A CORRUPÇÃO DA OPINIÃO PÚBLICA

Em «O mistério de Marie Rogêt», Edgar Allan Poe refere que a opinião pública não deve ser desprezada quando se gera espontaneamente, numa manifestação totalmente livre de pressões externas, porque a devemos considerar análoga à intuição que é a idiossincrasia do génio humano. E acrescenta que, não existindo interferências externas na opinião pública, esta opinião deve ser subscrita para decisão. «Mas é importante que não encontremos o menor indício palpável de uma sugestão» (Poe 2009: 105).

Por Sedrick de Carvalho

Como mecanismo de credibilização para justificar a ocupação de lugares no parlamento e demais instituições, a UNITA desencadeou um processo de «auscultação das bases». Segundo nota publicada, a «UNITA, FPU e PRS correm as províncias para perguntar aos militantes e à sociedade civil se devem ou não tomar posse». Esta nota foi divulgada no dia 14 de Setembro. A tomada de posse do presidente da República, João Lourenço, aconteceu no dia seguinte e a dos deputados e deputadas no dia 16.

O que facilmente se percebe é que esta suposta auscultação das bases foi, na verdade, uma manipulação da opinião das bases. Os membros da sociedade civil alistados foram arregimentados para o processo. Estes, por sua vez, constituíram-se em principais elementos de corrupção da opinião pública sobre o que de facto pretendiam as bases. Sugestionaram a opinião pública para uma ideia segundo a qual não há alternativa que não seja a tomada de posse, ou seja, vergar-se ao jugo do partido-Estado, com a desculpa de não ser possível ficar fora das instituições. Se assim é verdade, esta é mais uma prova de que o processo de auscultação foi simples manipulação, assemelhando-se ao MPLA/governo nos seus vários processos de auscultação que apenas servem para impor as suas agendas, como foi recentemente no caso das partições territoriais de algumas províncias.

Mas o que fala a ciência política sobre estes personagens da sociedade civil arregimentados? Encontramos a resposta em Hannah Arendt, a «filósofa política mais importante do nosso tempo», segundo The New Leader. Ainda ancorada numa ideia de que a voz do povo é a voz de Deus, na esteira do que acima referi da opinião pública, políticos usam esta opinião para declarar estarem a seguir as expectativas do povo.
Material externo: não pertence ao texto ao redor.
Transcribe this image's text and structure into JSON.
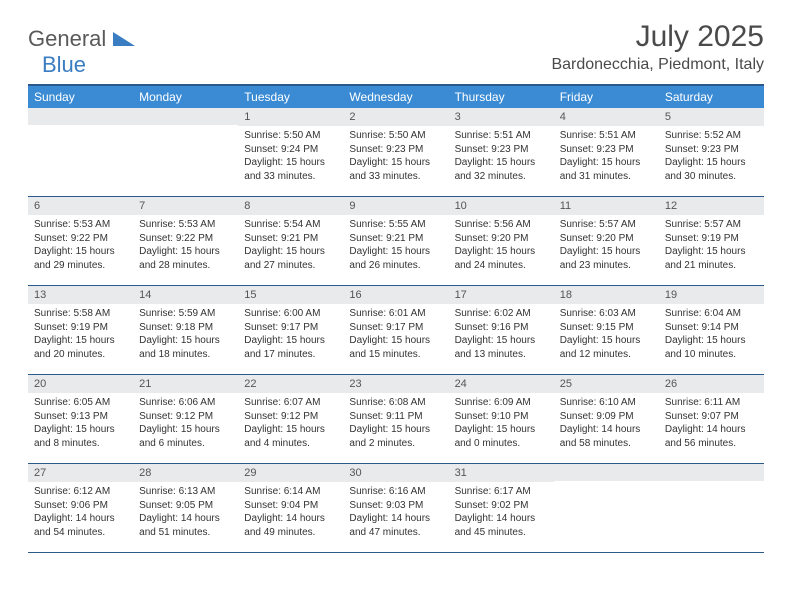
{
  "brand": {
    "part1": "General",
    "part2": "Blue"
  },
  "title": "July 2025",
  "location": "Bardonecchia, Piedmont, Italy",
  "colors": {
    "header_bg": "#3b8bd4",
    "header_text": "#ffffff",
    "border": "#2a5a8a",
    "daynum_bg": "#e9eaeb",
    "text": "#333333",
    "brand_gray": "#5a5a5a",
    "brand_blue": "#3b7dc2"
  },
  "weekdays": [
    "Sunday",
    "Monday",
    "Tuesday",
    "Wednesday",
    "Thursday",
    "Friday",
    "Saturday"
  ],
  "weeks": [
    [
      {
        "n": "",
        "sunrise": "",
        "sunset": "",
        "daylight": ""
      },
      {
        "n": "",
        "sunrise": "",
        "sunset": "",
        "daylight": ""
      },
      {
        "n": "1",
        "sunrise": "Sunrise: 5:50 AM",
        "sunset": "Sunset: 9:24 PM",
        "daylight": "Daylight: 15 hours and 33 minutes."
      },
      {
        "n": "2",
        "sunrise": "Sunrise: 5:50 AM",
        "sunset": "Sunset: 9:23 PM",
        "daylight": "Daylight: 15 hours and 33 minutes."
      },
      {
        "n": "3",
        "sunrise": "Sunrise: 5:51 AM",
        "sunset": "Sunset: 9:23 PM",
        "daylight": "Daylight: 15 hours and 32 minutes."
      },
      {
        "n": "4",
        "sunrise": "Sunrise: 5:51 AM",
        "sunset": "Sunset: 9:23 PM",
        "daylight": "Daylight: 15 hours and 31 minutes."
      },
      {
        "n": "5",
        "sunrise": "Sunrise: 5:52 AM",
        "sunset": "Sunset: 9:23 PM",
        "daylight": "Daylight: 15 hours and 30 minutes."
      }
    ],
    [
      {
        "n": "6",
        "sunrise": "Sunrise: 5:53 AM",
        "sunset": "Sunset: 9:22 PM",
        "daylight": "Daylight: 15 hours and 29 minutes."
      },
      {
        "n": "7",
        "sunrise": "Sunrise: 5:53 AM",
        "sunset": "Sunset: 9:22 PM",
        "daylight": "Daylight: 15 hours and 28 minutes."
      },
      {
        "n": "8",
        "sunrise": "Sunrise: 5:54 AM",
        "sunset": "Sunset: 9:21 PM",
        "daylight": "Daylight: 15 hours and 27 minutes."
      },
      {
        "n": "9",
        "sunrise": "Sunrise: 5:55 AM",
        "sunset": "Sunset: 9:21 PM",
        "daylight": "Daylight: 15 hours and 26 minutes."
      },
      {
        "n": "10",
        "sunrise": "Sunrise: 5:56 AM",
        "sunset": "Sunset: 9:20 PM",
        "daylight": "Daylight: 15 hours and 24 minutes."
      },
      {
        "n": "11",
        "sunrise": "Sunrise: 5:57 AM",
        "sunset": "Sunset: 9:20 PM",
        "daylight": "Daylight: 15 hours and 23 minutes."
      },
      {
        "n": "12",
        "sunrise": "Sunrise: 5:57 AM",
        "sunset": "Sunset: 9:19 PM",
        "daylight": "Daylight: 15 hours and 21 minutes."
      }
    ],
    [
      {
        "n": "13",
        "sunrise": "Sunrise: 5:58 AM",
        "sunset": "Sunset: 9:19 PM",
        "daylight": "Daylight: 15 hours and 20 minutes."
      },
      {
        "n": "14",
        "sunrise": "Sunrise: 5:59 AM",
        "sunset": "Sunset: 9:18 PM",
        "daylight": "Daylight: 15 hours and 18 minutes."
      },
      {
        "n": "15",
        "sunrise": "Sunrise: 6:00 AM",
        "sunset": "Sunset: 9:17 PM",
        "daylight": "Daylight: 15 hours and 17 minutes."
      },
      {
        "n": "16",
        "sunrise": "Sunrise: 6:01 AM",
        "sunset": "Sunset: 9:17 PM",
        "daylight": "Daylight: 15 hours and 15 minutes."
      },
      {
        "n": "17",
        "sunrise": "Sunrise: 6:02 AM",
        "sunset": "Sunset: 9:16 PM",
        "daylight": "Daylight: 15 hours and 13 minutes."
      },
      {
        "n": "18",
        "sunrise": "Sunrise: 6:03 AM",
        "sunset": "Sunset: 9:15 PM",
        "daylight": "Daylight: 15 hours and 12 minutes."
      },
      {
        "n": "19",
        "sunrise": "Sunrise: 6:04 AM",
        "sunset": "Sunset: 9:14 PM",
        "daylight": "Daylight: 15 hours and 10 minutes."
      }
    ],
    [
      {
        "n": "20",
        "sunrise": "Sunrise: 6:05 AM",
        "sunset": "Sunset: 9:13 PM",
        "daylight": "Daylight: 15 hours and 8 minutes."
      },
      {
        "n": "21",
        "sunrise": "Sunrise: 6:06 AM",
        "sunset": "Sunset: 9:12 PM",
        "daylight": "Daylight: 15 hours and 6 minutes."
      },
      {
        "n": "22",
        "sunrise": "Sunrise: 6:07 AM",
        "sunset": "Sunset: 9:12 PM",
        "daylight": "Daylight: 15 hours and 4 minutes."
      },
      {
        "n": "23",
        "sunrise": "Sunrise: 6:08 AM",
        "sunset": "Sunset: 9:11 PM",
        "daylight": "Daylight: 15 hours and 2 minutes."
      },
      {
        "n": "24",
        "sunrise": "Sunrise: 6:09 AM",
        "sunset": "Sunset: 9:10 PM",
        "daylight": "Daylight: 15 hours and 0 minutes."
      },
      {
        "n": "25",
        "sunrise": "Sunrise: 6:10 AM",
        "sunset": "Sunset: 9:09 PM",
        "daylight": "Daylight: 14 hours and 58 minutes."
      },
      {
        "n": "26",
        "sunrise": "Sunrise: 6:11 AM",
        "sunset": "Sunset: 9:07 PM",
        "daylight": "Daylight: 14 hours and 56 minutes."
      }
    ],
    [
      {
        "n": "27",
        "sunrise": "Sunrise: 6:12 AM",
        "sunset": "Sunset: 9:06 PM",
        "daylight": "Daylight: 14 hours and 54 minutes."
      },
      {
        "n": "28",
        "sunrise": "Sunrise: 6:13 AM",
        "sunset": "Sunset: 9:05 PM",
        "daylight": "Daylight: 14 hours and 51 minutes."
      },
      {
        "n": "29",
        "sunrise": "Sunrise: 6:14 AM",
        "sunset": "Sunset: 9:04 PM",
        "daylight": "Daylight: 14 hours and 49 minutes."
      },
      {
        "n": "30",
        "sunrise": "Sunrise: 6:16 AM",
        "sunset": "Sunset: 9:03 PM",
        "daylight": "Daylight: 14 hours and 47 minutes."
      },
      {
        "n": "31",
        "sunrise": "Sunrise: 6:17 AM",
        "sunset": "Sunset: 9:02 PM",
        "daylight": "Daylight: 14 hours and 45 minutes."
      },
      {
        "n": "",
        "sunrise": "",
        "sunset": "",
        "daylight": ""
      },
      {
        "n": "",
        "sunrise": "",
        "sunset": "",
        "daylight": ""
      }
    ]
  ]
}
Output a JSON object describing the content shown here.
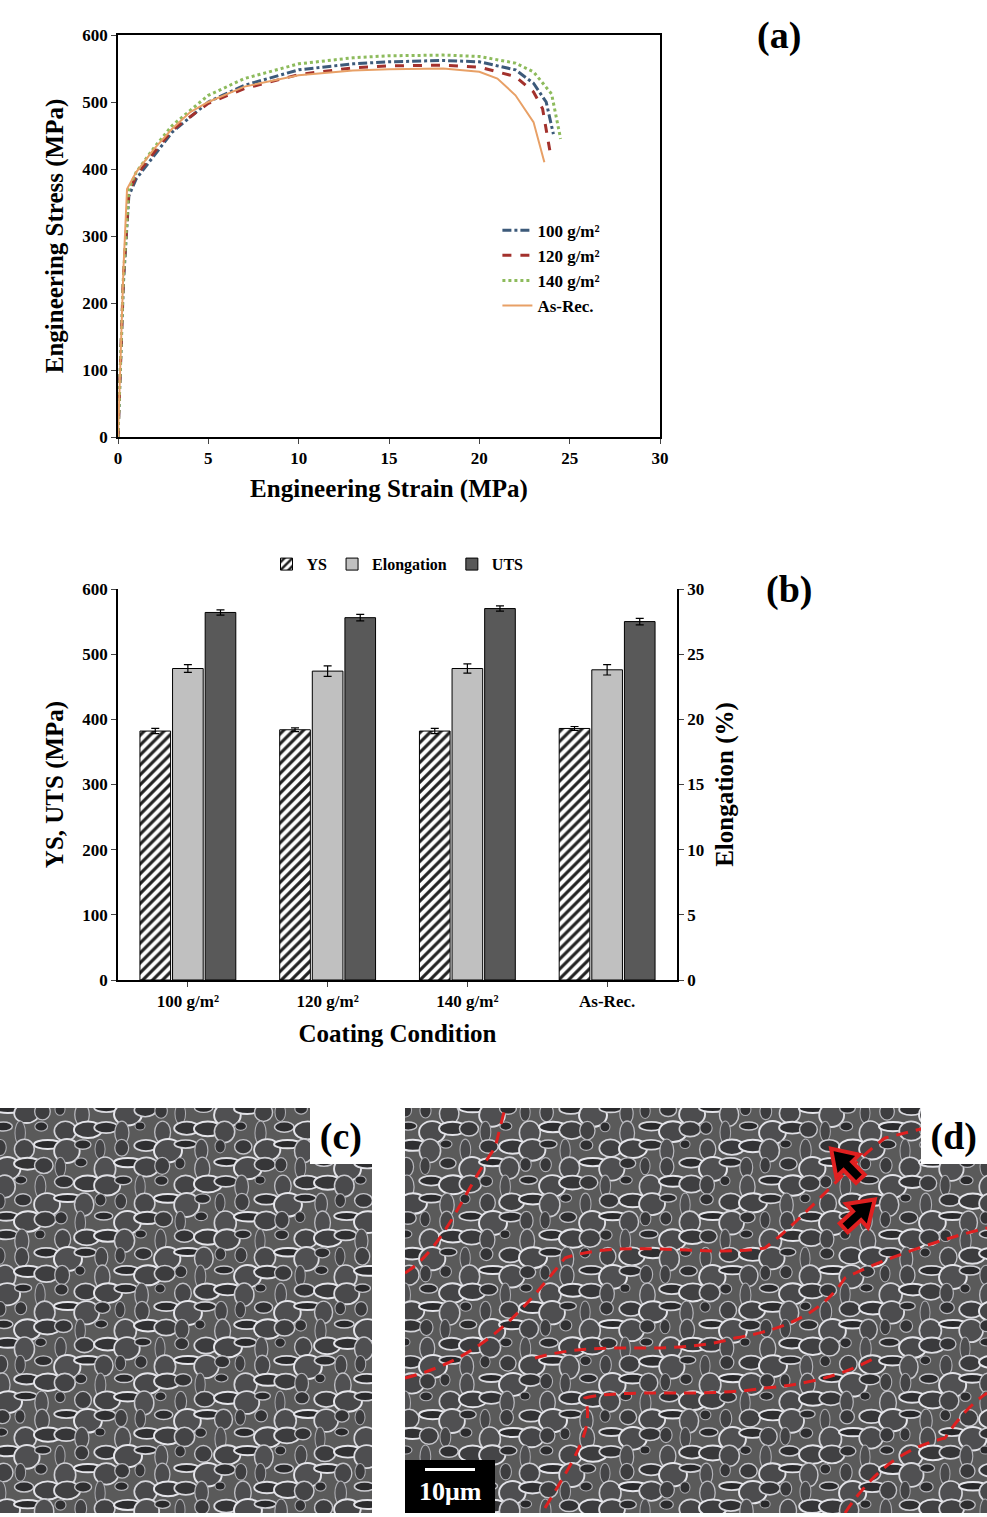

Mas será mesmo o povo (ou as bases, no caso da auscultação da FPU) que foi ouvido? A resposta é não. É a ralé. Tem sido um «erro fundamental […] considerar a ralé idêntica ao povo e não uma caricatura dele. A ralé é fundamentalmente um grupo no qual estão representados resíduos de todas as classes. É isto que torna tão fácil confundir a ralé com o povo, o qual também compreende todas as camadas sociais […]» (Arendt 2014: 138 e 139).

É esta ralé que impõe a ideia de salvador único, louvando pelo «homem forte», o «grande chefe». Arendt diz ainda que «a ralé odeia o parlamento onde não está representada». Ora, odeia o parlamento desde que não esteja representada, mas passa a amar e a defendê-lo quando nele está incluída.

Passado Setembro, e não sendo positivo que a poeira baixasse suficientemente, a UNITA convocou uma marcha, liderada pelo seu presidente e pares da FPU. Este acto serviu mais para medir a pulsação e amainar os ânimos. Aliás, esta marcha foi a razão principal para ACJ ter publicado o artigo no Observador no mesmo dia, onde escreveu: «Nesta caminhada tudo tem o seu momento. Este sábado é hora de enchermos a rua com a nossa alegria, as nossas músicas e orações, velhos e novos, vamos celebrar a soberania do Povo e honrar a democracia».

Para o sucesso da marcha contribuiu imenso a ralé, que corrompe a opinião pública, suavizado como sendo «capacidade de mobilização» das massas, manipulando-a para seu benefício próprio. Corrompida, aquela opinião pública manifestada por intermédio da presença física nos actos de massa não tem o mesmo valor por estar demasiadamente sugestionada, logo, não deve ser subscrita para decisão.